8. Pour écarter la responsabilité de la banque, l'arrêt énonce que le devoir d'information du prêteur sur l'étendue de l'assurance suppose que l'emprunteur souscrive à l'assurance de groupe qui lui est proposée par le prêteur. Puis, après avoir relevé que les contrats de prêts litigieux contiennent une information sur l'assurance de groupe souscrite par la banque et la possibilité pour l'emprunteur de souscrire une garantie équivalente auprès de l'assureur de son choix, l'arrêt retient que M. [V] a reconnu avoir été informé des clauses et conditions de l'assurance de groupe et a renoncé, en toute connaissance de cause, à y adhérer, et relève que, pour divers prêts, il s'est assuré auprès d'un autre assureur de son choix qui était tenu de l'informer sur l'adéquation des risques couverts à sa situation personnelle pour en déduire que le manquement de la banque à son obligation d'information et de conseil n'est pas établi.
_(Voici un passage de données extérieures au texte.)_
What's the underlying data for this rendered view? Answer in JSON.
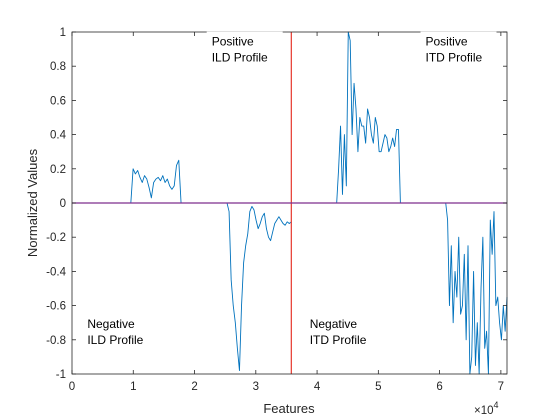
{
  "chart_data": {
    "type": "line",
    "xlabel": "Features",
    "ylabel": "Normalized Values",
    "x_multiplier_label": "×10",
    "x_multiplier_exponent": "4",
    "xlim": [
      0,
      71000
    ],
    "ylim": [
      -1,
      1
    ],
    "x_ticks": [
      0,
      10000,
      20000,
      30000,
      40000,
      50000,
      60000,
      70000
    ],
    "x_tick_labels": [
      "0",
      "1",
      "2",
      "3",
      "4",
      "5",
      "6",
      "7"
    ],
    "y_ticks": [
      1,
      0.8,
      0.6,
      0.4,
      0.2,
      0,
      -0.2,
      -0.4,
      -0.6,
      -0.8,
      -1
    ],
    "y_tick_labels": [
      "1",
      "0.8",
      "0.6",
      "0.4",
      "0.2",
      "0",
      "-0.2",
      "-0.4",
      "-0.6",
      "-0.8",
      "-1"
    ],
    "grid": false,
    "colors": {
      "signal": "#0072BD",
      "divider": "#E8453C",
      "baseline": "#7E2F8E"
    },
    "divider_x": 35800,
    "baseline_y": 0,
    "annotations": [
      {
        "name": "positive-ild",
        "lines": [
          "Positive",
          "ILD Profile"
        ],
        "x": 22800,
        "y": 0.92
      },
      {
        "name": "positive-itd",
        "lines": [
          "Positive",
          "ITD Profile"
        ],
        "x": 57700,
        "y": 0.92
      },
      {
        "name": "negative-ild",
        "lines": [
          "Negative",
          "ILD Profile"
        ],
        "x": 2500,
        "y": -0.73
      },
      {
        "name": "negative-itd",
        "lines": [
          "Negative",
          "ITD Profile"
        ],
        "x": 38800,
        "y": -0.73
      }
    ],
    "series": [
      {
        "segments": [
          {
            "x_start": 0,
            "x_end": 9600,
            "values": [
              0,
              0
            ]
          },
          {
            "x_start": 9600,
            "x_end": 17800,
            "values": [
              0,
              0.2,
              0.17,
              0.19,
              0.15,
              0.12,
              0.16,
              0.14,
              0.09,
              0.03,
              0.12,
              0.14,
              0.15,
              0.13,
              0.16,
              0.12,
              0.14,
              0.1,
              0.08,
              0.1,
              0.22,
              0.25,
              0
            ]
          },
          {
            "x_start": 17800,
            "x_end": 25300,
            "values": [
              0,
              0
            ]
          },
          {
            "x_start": 25300,
            "x_end": 35800,
            "values": [
              0,
              -0.05,
              -0.45,
              -0.6,
              -0.7,
              -0.85,
              -0.98,
              -0.6,
              -0.35,
              -0.25,
              -0.18,
              -0.05,
              -0.02,
              -0.04,
              -0.1,
              -0.15,
              -0.12,
              -0.08,
              -0.06,
              -0.15,
              -0.2,
              -0.22,
              -0.17,
              -0.12,
              -0.1,
              -0.08,
              -0.1,
              -0.12,
              -0.13,
              -0.11,
              -0.12,
              -0.11
            ]
          },
          {
            "x_start": 35800,
            "x_end": 43200,
            "values": [
              0,
              0
            ]
          },
          {
            "x_start": 43200,
            "x_end": 53600,
            "values": [
              0,
              0.2,
              0.45,
              0.05,
              0.4,
              0.1,
              1.0,
              0.95,
              0.4,
              0.7,
              0.55,
              0.3,
              0.5,
              0.45,
              0.45,
              0.35,
              0.55,
              0.5,
              0.4,
              0.35,
              0.5,
              0.45,
              0.3,
              0.3,
              0.35,
              0.4,
              0.38,
              0.3,
              0.33,
              0.38,
              0.33,
              0.43,
              0.43,
              0
            ]
          },
          {
            "x_start": 53600,
            "x_end": 61000,
            "values": [
              0,
              0
            ]
          },
          {
            "x_start": 61000,
            "x_end": 71000,
            "values": [
              0,
              -0.1,
              -0.6,
              -0.25,
              -0.7,
              -0.4,
              -0.55,
              -0.2,
              -0.65,
              -0.6,
              -0.3,
              -0.8,
              -0.25,
              -1.0,
              -0.9,
              -0.4,
              -0.95,
              -0.7,
              -1.0,
              -0.5,
              -0.2,
              -0.85,
              -0.75,
              -1.0,
              -0.1,
              -0.3,
              -0.05,
              -0.6,
              -0.55,
              -0.7,
              -0.8,
              -0.6,
              -0.75,
              -0.55
            ]
          }
        ]
      }
    ]
  }
}
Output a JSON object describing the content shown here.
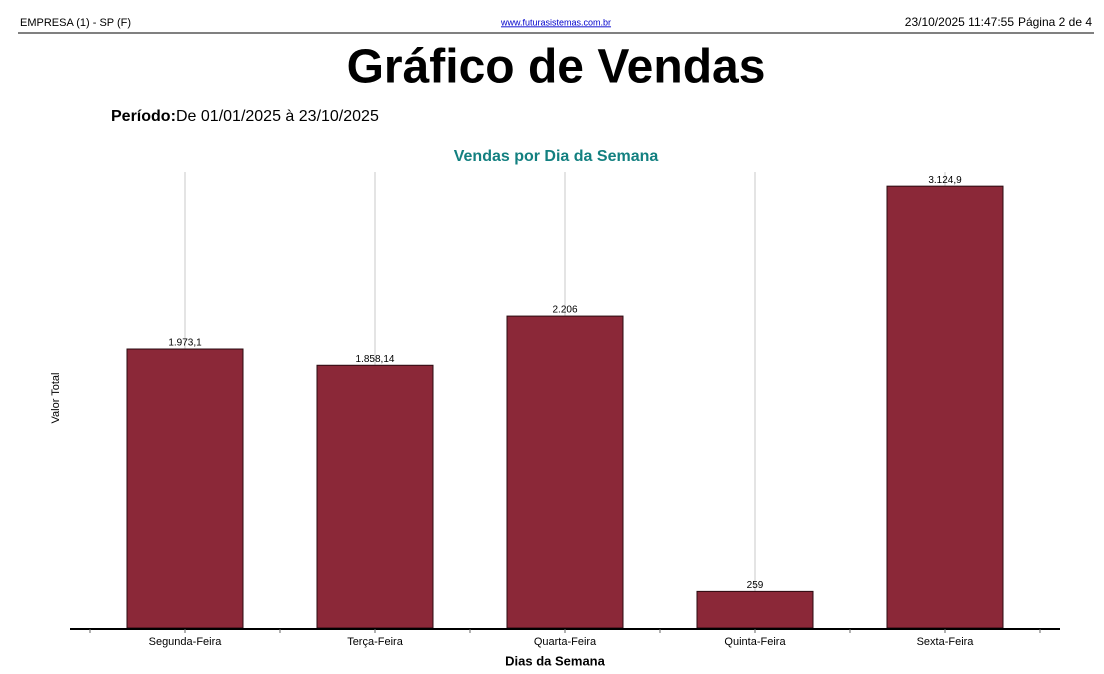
{
  "header": {
    "company": "EMPRESA (1) - SP (F)",
    "website": "www.futurasistemas.com.br",
    "datetime": "23/10/2025 11:47:55",
    "page": "Página 2 de 4"
  },
  "report": {
    "title": "Gráfico de Vendas",
    "period_label": "Período:",
    "period": "De 01/01/2025 à 23/10/2025"
  },
  "chart_data": {
    "type": "bar",
    "title": "Vendas por Dia da Semana",
    "x_label": "Dias da Semana",
    "y_label": "Valor Total",
    "categories": [
      "Segunda-Feira",
      "Terça-Feira",
      "Quarta-Feira",
      "Quinta-Feira",
      "Sexta-Feira"
    ],
    "values": [
      1973.1,
      1858.14,
      2206,
      259,
      3124.9
    ],
    "value_labels": [
      "1.973,1",
      "1.858,14",
      "2.206",
      "259",
      "3.124,9"
    ],
    "color": "#8b2838",
    "ylim": [
      0,
      3225
    ],
    "grid": true
  }
}
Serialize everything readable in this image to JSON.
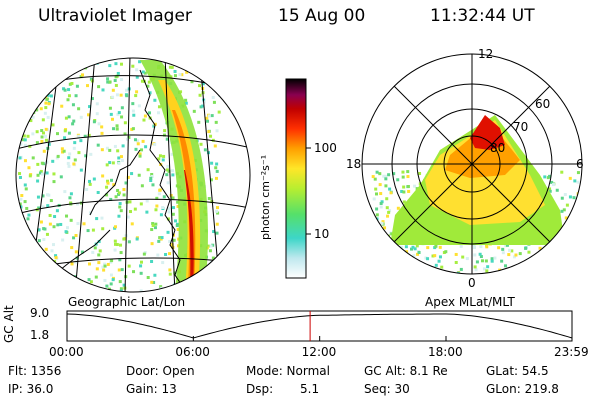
{
  "header": {
    "instrument": "Ultraviolet Imager",
    "date": "15 Aug 00",
    "time": "11:32:44 UT"
  },
  "colorbar": {
    "unit_label": "photon cm⁻²s⁻¹",
    "tick_100": "100",
    "tick_10": "10"
  },
  "left_panel": {
    "caption": "Geographic Lat/Lon"
  },
  "right_panel": {
    "caption": "Apex MLat/MLT",
    "mlt_12": "12",
    "mlt_18": "18",
    "mlt_6": "6",
    "mlt_0": "0",
    "lat_60": "60",
    "lat_70": "70",
    "lat_80": "80"
  },
  "timeline": {
    "ylabel": "GC Alt",
    "y_top": "9.0",
    "y_bottom": "1.8",
    "x_labels": [
      "00:00",
      "06:00",
      "12:00",
      "18:00",
      "23:59"
    ],
    "marker_time": "11:32:44",
    "curve_color": "#000000",
    "marker_color": "#cc0000",
    "chart_data": {
      "type": "line",
      "x": [
        "00:00",
        "06:00",
        "12:00",
        "18:00",
        "23:59"
      ],
      "series": [
        {
          "values": [
            9.0,
            1.8,
            8.6,
            9.0,
            1.8
          ]
        }
      ],
      "ylim": [
        1.8,
        9.0
      ]
    }
  },
  "info": {
    "flt": "Flt: 1356",
    "ip": "IP: 36.0",
    "door": "Door: Open",
    "gain": "Gain: 13",
    "mode": "Mode: Normal",
    "dsp_label": "Dsp:",
    "dsp_value": "5.1",
    "gcalt": "GC Alt: 8.1 Re",
    "seq": "Seq: 30",
    "glat": "GLat:  54.5",
    "glon": "GLon: 219.8"
  }
}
9. En statuant ainsi, alors, d'une part, que la banque, qui avait consenti des prêts assortis de la proposition d'adhérer à un contrat d'assurance de groupe, était tenue, en l'absence d'adhésion de l'emprunteur à cette assurance, de l'éclairer sur les risques d'un défaut d'assurance au regard de sa situation personnelle et, d'autre part, qu'il incombait à la banque de rapporter la preuve qu'elle avait exécuté cette obligation, la cour d'appel a violé les textes susvisés.
Portée et conséquences de la cassation
10. Le moyen, pris en ses cinq branches, ne critique que les chefs du dispositif rejetant la demande de dommages et intérêts de M. [V] fondée sur le manquement reproché à la banque prêteuse à son obligation de conseil sur la souscription d'assurance et ne comporte aucun grief sur le chef du dispositif condamnant M. [V] à payer diverses sommes à la banque au titre des prêts impayés.
11. Il s'en déduit que la cassation porte uniquement sur le chef du dispositif qui, confirmant le jugement, déboute M. [V] de son action en responsabilité à l'encontre de la banque sur le manquement à son obligation de conseil quant à l'adhésion aux assurances facultatives.
PAR CES MOTIFS, et sans qu'il y ait lieu de statuer sur les autres griefs, la Cour :
CASSE ET ANNULE, mais seulement en ce que, confirmant le jugement, il rejette la demande de dommages et intérêts de M. [V] fondée sur un manquement de la société Caisse régionale de crédit agricole mutuel de Normandie à son obligation d'information et de conseil quant à la souscription d'une assurance, l'arrêt rendu le 23 juin 2022, entre les parties, par la cour d'appel de Caen ;
Remet, sur ce point, l'affaire et les parties dans l'état où elles se trouvaient avant cet arrêt et les renvoie devant la cour d'appel de Rouen ;
Condamne la société Caisse régionale de crédit agricole mutuel de Normandie aux dépens ;
En application de l'article 700 du code de procédure civile, rejette la demande formée par la société Caisse régionale de crédit agricole mutuel de Normandie et la condamne à payer à M. [V] la somme de 3 000 euros ;
Dit que sur les diligences du procureur général près la Cour de cassation, le présent arrêt sera transmis pour être transcrit en marge ou à la suite de l'arrêt partiellement cassé ;
Ainsi fait et jugé par la Cour de cassation, chambre commerciale, financière et économique, et prononcé par le président en son audience publique du deux mai deux mille vingt-quatre.